Characterization of GMP-17, a granule membrane protein that moves to the plasma membrane of natural killer cells following target cell recognition

Cytotoxic lymphocytes are characterized by their inclusion of cytoplasmic granules that fuse with the plasma membrane following target cell recognition.
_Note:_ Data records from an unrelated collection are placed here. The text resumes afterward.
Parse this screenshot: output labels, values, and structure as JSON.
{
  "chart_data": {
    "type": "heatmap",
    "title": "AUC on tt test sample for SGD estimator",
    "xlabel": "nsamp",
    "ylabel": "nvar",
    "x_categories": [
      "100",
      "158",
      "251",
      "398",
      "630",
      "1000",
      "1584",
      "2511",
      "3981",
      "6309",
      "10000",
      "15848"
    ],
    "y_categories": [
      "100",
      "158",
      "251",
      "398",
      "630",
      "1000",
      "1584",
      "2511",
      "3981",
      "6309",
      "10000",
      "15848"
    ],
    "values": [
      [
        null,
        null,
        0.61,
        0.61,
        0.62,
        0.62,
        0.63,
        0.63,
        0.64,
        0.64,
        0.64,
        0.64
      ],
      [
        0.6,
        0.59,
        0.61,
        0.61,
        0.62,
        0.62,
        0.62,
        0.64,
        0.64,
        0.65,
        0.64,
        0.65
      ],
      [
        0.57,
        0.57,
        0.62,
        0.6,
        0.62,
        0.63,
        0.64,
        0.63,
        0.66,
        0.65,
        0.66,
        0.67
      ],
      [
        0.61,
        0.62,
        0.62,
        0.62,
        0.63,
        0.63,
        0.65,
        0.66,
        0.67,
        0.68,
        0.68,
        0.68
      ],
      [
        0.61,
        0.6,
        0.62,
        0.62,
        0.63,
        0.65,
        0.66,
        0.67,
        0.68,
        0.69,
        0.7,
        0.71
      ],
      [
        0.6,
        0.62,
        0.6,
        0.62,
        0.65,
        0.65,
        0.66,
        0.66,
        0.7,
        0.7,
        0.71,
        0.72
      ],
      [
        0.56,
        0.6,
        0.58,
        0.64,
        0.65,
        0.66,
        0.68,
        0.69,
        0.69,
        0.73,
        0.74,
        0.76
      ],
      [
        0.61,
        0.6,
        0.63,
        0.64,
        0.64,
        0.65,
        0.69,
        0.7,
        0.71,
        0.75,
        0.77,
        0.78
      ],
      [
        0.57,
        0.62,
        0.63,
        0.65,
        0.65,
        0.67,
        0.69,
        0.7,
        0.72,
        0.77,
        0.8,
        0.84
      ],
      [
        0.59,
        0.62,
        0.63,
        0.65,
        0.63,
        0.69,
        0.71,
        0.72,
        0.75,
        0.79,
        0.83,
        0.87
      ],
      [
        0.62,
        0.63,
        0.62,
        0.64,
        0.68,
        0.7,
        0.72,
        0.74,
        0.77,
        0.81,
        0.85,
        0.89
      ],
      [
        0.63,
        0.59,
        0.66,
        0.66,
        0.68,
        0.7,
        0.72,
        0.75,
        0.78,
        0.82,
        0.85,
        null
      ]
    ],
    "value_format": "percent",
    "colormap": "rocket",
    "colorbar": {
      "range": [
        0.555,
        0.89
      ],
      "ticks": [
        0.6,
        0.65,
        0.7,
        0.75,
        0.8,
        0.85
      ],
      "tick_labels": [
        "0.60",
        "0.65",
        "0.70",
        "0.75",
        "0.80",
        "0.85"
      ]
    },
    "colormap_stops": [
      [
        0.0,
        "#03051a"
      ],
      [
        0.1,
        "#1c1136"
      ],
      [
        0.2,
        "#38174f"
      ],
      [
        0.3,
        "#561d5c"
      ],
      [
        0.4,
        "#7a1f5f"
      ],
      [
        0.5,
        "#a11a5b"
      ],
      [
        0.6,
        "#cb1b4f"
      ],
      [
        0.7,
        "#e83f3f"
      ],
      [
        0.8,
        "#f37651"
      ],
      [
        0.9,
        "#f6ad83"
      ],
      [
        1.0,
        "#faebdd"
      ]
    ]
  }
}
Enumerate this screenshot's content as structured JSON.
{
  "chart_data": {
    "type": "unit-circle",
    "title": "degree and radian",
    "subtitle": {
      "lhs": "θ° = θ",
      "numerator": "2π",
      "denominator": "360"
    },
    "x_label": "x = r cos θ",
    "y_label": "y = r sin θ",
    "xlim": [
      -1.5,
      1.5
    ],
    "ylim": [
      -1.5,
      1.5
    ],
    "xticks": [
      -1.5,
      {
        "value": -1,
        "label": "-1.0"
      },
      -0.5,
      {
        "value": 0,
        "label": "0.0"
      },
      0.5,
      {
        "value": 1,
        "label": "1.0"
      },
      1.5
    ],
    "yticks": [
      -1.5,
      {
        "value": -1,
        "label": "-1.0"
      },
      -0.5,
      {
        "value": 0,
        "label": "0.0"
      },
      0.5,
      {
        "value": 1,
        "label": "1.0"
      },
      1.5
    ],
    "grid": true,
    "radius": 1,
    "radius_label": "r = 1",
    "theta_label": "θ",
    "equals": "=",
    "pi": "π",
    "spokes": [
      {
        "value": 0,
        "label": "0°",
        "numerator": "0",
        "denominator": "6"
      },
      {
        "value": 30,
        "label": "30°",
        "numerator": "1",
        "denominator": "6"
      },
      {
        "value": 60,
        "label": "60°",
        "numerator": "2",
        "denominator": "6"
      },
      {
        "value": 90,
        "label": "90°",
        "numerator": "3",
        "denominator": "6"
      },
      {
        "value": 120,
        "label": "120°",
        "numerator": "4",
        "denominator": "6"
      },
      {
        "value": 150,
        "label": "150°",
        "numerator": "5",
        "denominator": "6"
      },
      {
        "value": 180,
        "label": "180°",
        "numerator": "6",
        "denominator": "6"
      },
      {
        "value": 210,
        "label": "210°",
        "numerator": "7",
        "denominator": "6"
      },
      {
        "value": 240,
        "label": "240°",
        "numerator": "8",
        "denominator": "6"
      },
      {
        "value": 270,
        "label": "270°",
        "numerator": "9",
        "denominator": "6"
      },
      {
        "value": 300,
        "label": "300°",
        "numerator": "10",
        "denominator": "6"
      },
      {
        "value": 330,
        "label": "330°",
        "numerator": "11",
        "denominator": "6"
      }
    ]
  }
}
We previously identified a cytotoxic granule membrane protein designated p15-TIA-1 that is immunochemically related to an RNA-recognition motif (RRM)-type RNA-binding protein designated p40-TIA-1, Although it was suggested that p15-TIA-1 might be derived from p40-TIA-1 by proteolysis, N-terminal amino acid sequencing of p15-TIA-1 immunoaffinity purified from a natural killer (NK) cell line by using monoclonal antibody (mAb) 2G9 revealed that p15-TIA-1 is identical to the deduced amino acid sequence of NKG7 and GIG-1, cDNAs isolated from NK cells and granulocyte-colony-stimulating factor-treated mononuclear cells, respectively, Epitope mapping revealed that mAb 2G9 recognizes the C terminus of p15-TIA-1 and p40-TIA-1, The deduced amino acid sequence of p15-TIA-1/NKG7/GIG-1 predicts that the protein possesses four transmembrane domains, and immune-electron microscopy localizes the endogenous protein to the membranes of cytotoxic granules in NK cells, Given its subcellular localization, we propose to rename this protein GMP-17, for granule membrane protein of 17 kDa, Immunofluorescence microscopy of freshly isolated NK cells confirms this granular localization, Target cell-induced NK cell degranulation results in translocation of GMP-17 from granules to the plasma membrane, suggesting a possible role for GMP-17 in regulating the effector function of lymphocytes and neutrophils.